Kulturkampf in der Türkei: Mit Rousseau, Pokémon und Gasmaske
Zuerst haben die Kulturschaffenden gezögert, jetzt beteiligen sich viele an den Protesten gegen die Verhaftung des Istanbuler Bürgermeisters. Das hat auch mit dessen wegweisender Kulturpolitik zu tun.

«Ekrem İmamoğlu ist der kämpferischste und mutigste Mensch, den ich kenne. Heute ist der grösste Schritt auf seinem Weg zur Präsidentschaft getan.» Zülfü Livaneli wagte sich weit vor auf seinem Instagram-Account, kurz nachdem vorletzte Woche die Nachricht von der Verhaftung des Istanbuler Bürgermeisters Ekrem İmamoğlu von der oppositionellen Cumhuriyet Halk Partisi (CHP) bekannt geworden war.
Der 78 Jahre alte Livaneli, als Schriftsteller, Filmemacher und Sänger einer der prominentesten Alleskönner der türkischen Kulturszene, kann es sich leisten. Ansonsten reagierte man in Kulturkreisen zunächst so wie der Rest des Landes: fassungslos, entsetzt, schweigend.
«Alles wird gut»
Die Verhaftung von siebzehn Celebritys im vergangenen November, darunter der Sänger Serdar Ortaç, war ein erstes Warnzeichen gewesen. Ebenso die Anklage gegen die Schauspieler Halit Ergenç und Rıza Kocaoğlu im Januar wegen angeblicher Unterstützung der Gezi-Proteste 2013. Dass die beim Smalltalk deshalb immer wieder scherzhaft erwähnte mögliche Verhaftung des Bürgermeisters tatsächlich kommen würde, hatte dann aber doch niemand erwartet. Nobelpreisträger Orhan Pamuk sowie seine Kolleginnen Elif Şafak und Aslı Erdoğan – gleichsam die Kronjuwelen der türkischen Kultur, die alle im Exil leben – hüllten sich zu der Zeit noch in Schweigen.
Erst eine Woche nach der Verhaftung kam die allseits beliebte Popdiva Sezen Aksu mit einem «Aufruf für den gesunden Menschenverstand» aus der Deckung.
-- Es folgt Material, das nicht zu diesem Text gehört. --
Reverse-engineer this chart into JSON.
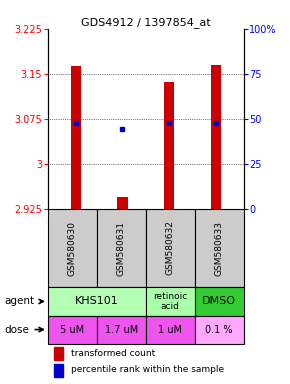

Ohne den Präsidenten oder İmamoğlu beim Namen zu nennen, rief sie reichlich gewunden dazu auf, die Menschenrechte zu wahren und «im Einklang mit dem Gesetz» zu handeln.
Verdenken kann man der Kulturprominenz derlei Pirouetten nicht. Öffentliche Positionierungen führen im real existierenden türkischen Autoritarismus schnell vor den Kadi. Aksu hatte der grimme Staatschef Recep Tayyip Erdoğan schon vor Jahren höchstpersönlich angedroht, ihr «die Zunge herauszureissen». Seit vorletzter Woche wurden fast 2000 Menschen verhaftet, davon allein rund 40 wegen kritischer Posts in den sozialen Medien, sowie mindestens neun Medienschaffende.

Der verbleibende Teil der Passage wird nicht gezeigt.